袁樵想得不錯,崔大紡錘進了兩儀殿,桓琚目瞪口呆:“你這是怎麽了?!”

崔穎撩衣一跪:“臣愧對聖人,臣自以為精明,為盧會所詐,囚於鬥室,刑訊逼供。”說著,將腦袋上的繃帶一層一層的解開,道是盧會讓他構陷滿朝文武皆反。順手將口供也遞了上去。

程為一小跑著接了過來,轉呈桓琚。擅抓禦史本來就是一樁罪,這筆賬留著慢慢算。桓琚不急看口供,先看崔穎,崔穎一張大好的俊臉,猶如一張名畫,現在名畫被人撕破了一道口子。桓琚一看即怒:“盧會這個狗才毫無人性!卿且起來!禦醫呢?來給崔卿診治!”

桓琚天生愛美人,大臣裏也要相貌好的更討他喜歡一些。且盧會行事太猥瑣太小氣,哪怕他把崔穎兩條腿都打斷了,桓琚也不會像現在這樣生氣。毀容,這得多大的怨多大的仇?崔穎與盧會有什麽怨仇呢?必然是盧會嫉妒!桓琚知道酷吏的這種嫉妒之心,也善於利用嫉妒之心驅使下人。盧會嫉妒偏了道就可恨了。

氣著看口供,內分兩種,一種是盧會寫好的,就差讓禦史們簽字的;另一種是崔穎新審出來的,標有實物旁證的。何者可信一目了然,桓琚越看越氣:“這個狗才,就是這樣辦案的嗎?”

禦醫以為桓琚又出事了,一頭撞進來跪倒在地才發現人不對,擦一把汗,給崔穎診脈:“這……中丞是不是還有暗傷呀?”

崔穎道:“哦,被盧會打了幾十棍吧。”

桓琚恨恨地道:“他還敢打嗎?”

黃贊在他的背後翻了一個大大的白眼,多新鮮呐!酷吏打人,那是新聞嗎?您沒見過呀?

桓琚是真沒見過,當場把崔穎衣服一扒,身前背後慘不忍睹。桓琚看直了眼:“竟如此殘忍!”

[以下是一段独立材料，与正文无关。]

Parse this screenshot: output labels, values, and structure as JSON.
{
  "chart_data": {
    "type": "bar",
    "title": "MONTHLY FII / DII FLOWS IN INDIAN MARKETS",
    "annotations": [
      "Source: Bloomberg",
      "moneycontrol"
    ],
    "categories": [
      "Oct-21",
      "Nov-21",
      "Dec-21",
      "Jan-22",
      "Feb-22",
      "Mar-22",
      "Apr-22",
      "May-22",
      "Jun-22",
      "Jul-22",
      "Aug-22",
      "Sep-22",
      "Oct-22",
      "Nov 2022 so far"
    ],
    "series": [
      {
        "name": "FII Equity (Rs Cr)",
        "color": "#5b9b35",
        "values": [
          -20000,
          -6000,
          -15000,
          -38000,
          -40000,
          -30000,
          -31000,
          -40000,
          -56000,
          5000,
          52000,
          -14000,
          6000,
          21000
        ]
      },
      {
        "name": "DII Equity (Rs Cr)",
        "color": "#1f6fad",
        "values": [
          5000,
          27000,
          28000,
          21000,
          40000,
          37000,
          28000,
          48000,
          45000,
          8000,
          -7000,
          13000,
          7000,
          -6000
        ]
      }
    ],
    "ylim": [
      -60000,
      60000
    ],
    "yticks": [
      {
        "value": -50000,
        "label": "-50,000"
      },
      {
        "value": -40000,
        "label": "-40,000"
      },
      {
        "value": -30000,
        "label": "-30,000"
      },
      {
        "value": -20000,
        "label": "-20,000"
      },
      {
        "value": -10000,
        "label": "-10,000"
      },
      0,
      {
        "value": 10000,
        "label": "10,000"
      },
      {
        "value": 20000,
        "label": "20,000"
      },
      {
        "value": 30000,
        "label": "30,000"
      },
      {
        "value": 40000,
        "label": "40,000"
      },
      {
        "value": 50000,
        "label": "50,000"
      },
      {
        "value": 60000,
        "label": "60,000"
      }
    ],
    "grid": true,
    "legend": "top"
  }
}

崔穎倒平靜:“陛下,臣審案也是先打的,就是沒他花樣多罷了。”

“你閉嘴!禦醫,你輕點……”

“咣!”門上一聲巨響,桓琚眯起眼睛一道冷光殺過去,卻見他的親兒子桓嶷梳頭洗臉回來了,正抱著門框一臉驚疑:“這!這是他們幹的?!阿爹!阿爹!外祖年事已高……我、我……”

桓琚的冷光收了回來,目光重帶上了憐憫:“程為一,派個人去看看。”如果把梁滿倉也禍害成這樣,那就是不聽他的命令,梁玉殺了酷吏,那是情有可原的。為人子女的,看到父母被傷成這樣,她要不難受,那才怪了。